In seiner Person und Sehergabe tritt uns eine gewisse Zwiespältigkeit entgegen. Einerseits redet Gott wirklich zu ihm (4 Mo. 22,9 ff.), und er ist von Jahvehs, des wahren Gottes, Allmacht so durchdrungen, daß er sich bewußt ist, gegen ihn nicht das Mindeste ausrichten zu können (22,13. 18. 38; 23,12. 26; 24,12 f.). Anderseits ist er ein Heide, treibt seine Seherkunst als Gewerbe (vgl. 2 Petr. 2,15); dieselbe ist eine Art Hellseherei ohne höhere prophetische Weihe, und sein Streben steht von Anfang an in einem gewissen feindlichen Gegensatze zu Gott, indem er gerne den heidnischen Freunden mit seiner Kunst beispringen möchte. Aus dieser seiner eigenen Unlauterkeit und Zwiespältigket, welche an Simon Magus (Apg. 8) erinnert, ist die scheinbar sich widersprechende Stellung des Herrn gegen ihn zu erklären.

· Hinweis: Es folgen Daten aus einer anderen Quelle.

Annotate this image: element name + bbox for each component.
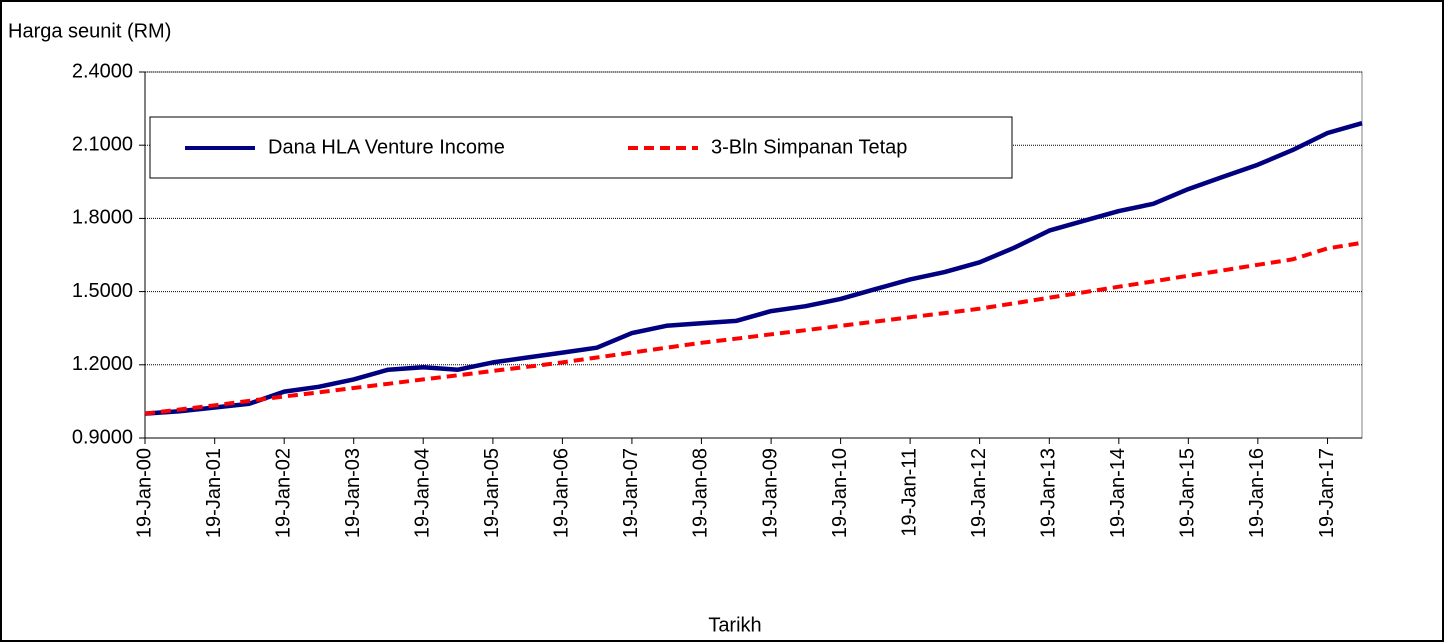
legend-box (149, 116, 1013, 179)
y-tick-label: 0.9000 (72, 426, 133, 448)
x-axis-label: Tarikh (708, 614, 761, 636)
y-tick-label: 2.1000 (72, 133, 133, 155)
y-tick-label: 2.4000 (72, 60, 133, 82)
x-tick-label: 19-Jan-05 (481, 448, 503, 538)
legend-label: 3-Bln Simpanan Tetap (711, 136, 907, 158)
x-tick-label: 19-Jan-07 (620, 448, 642, 538)
series-line (144, 240, 1363, 416)
series-line (144, 121, 1363, 416)
x-tick-label: 19-Jan-16 (1246, 448, 1268, 538)
x-tick-label: 19-Jan-13 (1038, 448, 1060, 538)
legend-label: Dana HLA Venture Income (268, 136, 505, 158)
x-tick-label: 19-Jan-10 (829, 448, 851, 538)
x-tick-label: 19-Jan-03 (342, 448, 364, 538)
y-tick-label: 1.8000 (72, 207, 133, 229)
x-tick-label: 19-Jan-12 (968, 448, 990, 538)
y-tick-label: 1.2000 (72, 353, 133, 375)
y-tick-label: 1.5000 (72, 280, 133, 302)
x-tick-label: 19-Jan-17 (1316, 448, 1338, 538)
chart-title: Harga seunit (RM) (8, 20, 171, 42)
x-tick-label: 19-Jan-11 (898, 448, 920, 537)
x-tick-label: 19-Jan-00 (133, 448, 155, 538)
x-tick-label: 19-Jan-15 (1177, 448, 1199, 538)
x-tick-label: 19-Jan-09 (759, 448, 781, 538)
x-tick-label: 19-Jan-01 (203, 448, 225, 538)
x-tick-label: 19-Jan-06 (551, 448, 573, 538)
x-tick-label: 19-Jan-04 (411, 448, 433, 538)
x-tick-label: 19-Jan-14 (1107, 448, 1129, 538)
x-tick-label: 19-Jan-02 (272, 448, 294, 538)
x-tick-label: 19-Jan-08 (690, 448, 712, 538)
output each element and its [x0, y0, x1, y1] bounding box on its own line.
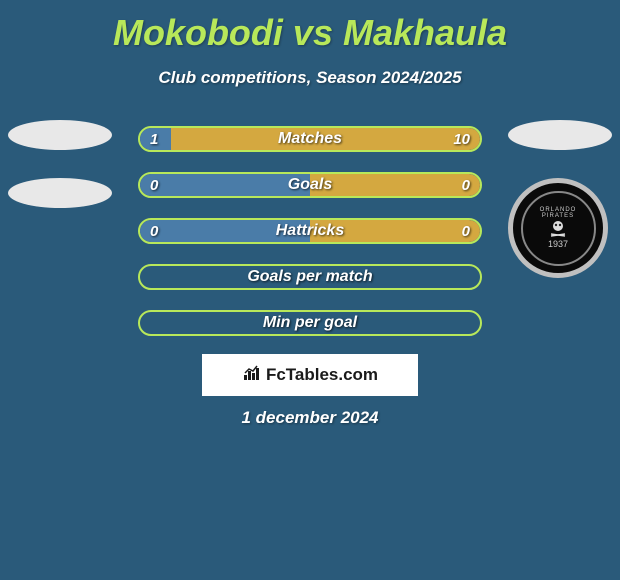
- watermark[interactable]: FcTables.com: [202, 354, 418, 396]
- player-avatar-placeholder: [8, 120, 112, 150]
- watermark-text: FcTables.com: [266, 365, 378, 385]
- stat-value-right: 10: [453, 128, 470, 150]
- stat-bar-min-per-goal: Min per goal: [138, 310, 482, 336]
- club-avatar-placeholder: [8, 178, 112, 208]
- stat-label: Goals per match: [140, 266, 480, 288]
- stat-value-right: 0: [462, 174, 470, 196]
- comparison-date: 1 december 2024: [0, 408, 620, 428]
- stat-label: Hattricks: [140, 220, 480, 242]
- club-logo-inner: ORLANDO PIRATES 1937: [521, 191, 596, 266]
- stat-bar-goals-per-match: Goals per match: [138, 264, 482, 290]
- player-avatar-placeholder: [508, 120, 612, 150]
- right-player-avatars: ORLANDO PIRATES 1937: [508, 120, 612, 278]
- skull-crossbones-icon: [548, 219, 568, 237]
- stat-label: Matches: [140, 128, 480, 150]
- comparison-title: Mokobodi vs Makhaula: [0, 0, 620, 54]
- club-logo-year: 1937: [548, 239, 568, 249]
- stat-bar-hattricks: 0 Hattricks 0: [138, 218, 482, 244]
- stat-label: Goals: [140, 174, 480, 196]
- stat-label: Min per goal: [140, 312, 480, 334]
- club-logo: ORLANDO PIRATES 1937: [508, 178, 608, 278]
- stat-bar-goals: 0 Goals 0: [138, 172, 482, 198]
- stat-bar-matches: 1 Matches 10: [138, 126, 482, 152]
- left-player-avatars: [8, 120, 112, 236]
- stats-bars-container: 1 Matches 10 0 Goals 0 0 Hattricks 0 Goa…: [138, 126, 482, 356]
- comparison-subtitle: Club competitions, Season 2024/2025: [0, 68, 620, 88]
- club-logo-name: ORLANDO PIRATES: [523, 207, 594, 219]
- bar-chart-icon: [242, 365, 262, 386]
- stat-value-right: 0: [462, 220, 470, 242]
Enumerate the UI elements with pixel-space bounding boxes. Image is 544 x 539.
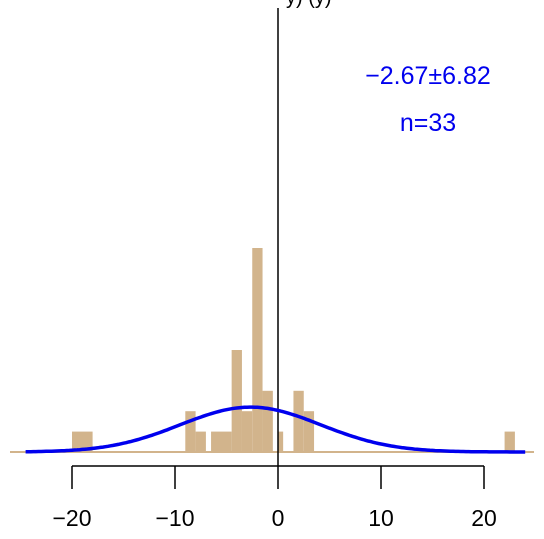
- histogram-bar: [185, 411, 196, 452]
- histogram-bar: [211, 431, 232, 452]
- histogram-bar: [262, 390, 273, 452]
- x-axis: −20 −10 0 10 20: [52, 465, 497, 531]
- mean-sd-annotation: −2.67±6.82: [365, 62, 491, 90]
- histogram-bar: [252, 248, 263, 452]
- sample-size-annotation: n=33: [400, 109, 456, 137]
- histogram-bar: [293, 390, 304, 452]
- x-tick-label: 20: [471, 505, 497, 531]
- x-tick-label: 10: [368, 505, 394, 531]
- histogram-bar: [504, 431, 515, 452]
- histogram-bar: [231, 350, 242, 452]
- x-tick-label: 0: [272, 505, 285, 531]
- histogram-bar: [72, 431, 93, 452]
- x-tick-label: −20: [52, 505, 91, 531]
- normal-fit-curve: [25, 405, 526, 454]
- x-tick-label: −10: [155, 505, 194, 531]
- histogram-bar: [195, 431, 206, 452]
- histogram-bar: [303, 411, 315, 452]
- chart-title-fragment: y) (y): [286, 0, 332, 9]
- histogram-bar: [278, 431, 284, 452]
- histogram-bar: [241, 411, 253, 452]
- histogram-bars: [72, 248, 515, 452]
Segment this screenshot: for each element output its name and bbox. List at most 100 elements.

Der Herr verbietet ihm erst, dem Ruf Balaks zu folgen, dann erlaubt, ja gebietet er es ihm, tritt ihm aber schon unterwegs feindlich entgegen. Bileam soll dem Zug seines Herzens folgen, aber von Anfang an wissen, daß der Fluch wider Israel eigentlich wider den Herrn selbst gerichtet ist. So bereitet der Herr ihn innerlich vor auf die Verwandlung des Fluches in Segen, deren er sich nicht erwehren kann. Was die feindliche Begegnung betrifft, die Bileam unterwegs mit dem Herrn hatte, so verdient sie nicht den wohlfeilen Spott, der ihr von Gelehrten und Ungelehrten geworden ist. Der heidnische Seher wird tief erschüttert von der Wahrnehmung, daß sein unvernünftiges Tier, dessen Sprache in Anbetracht dessen, was es Bileam sagt, nichts Unnatürliches hat, die vom feindlichen Engel drohende Gefahr besser erkennt als er, der Seher.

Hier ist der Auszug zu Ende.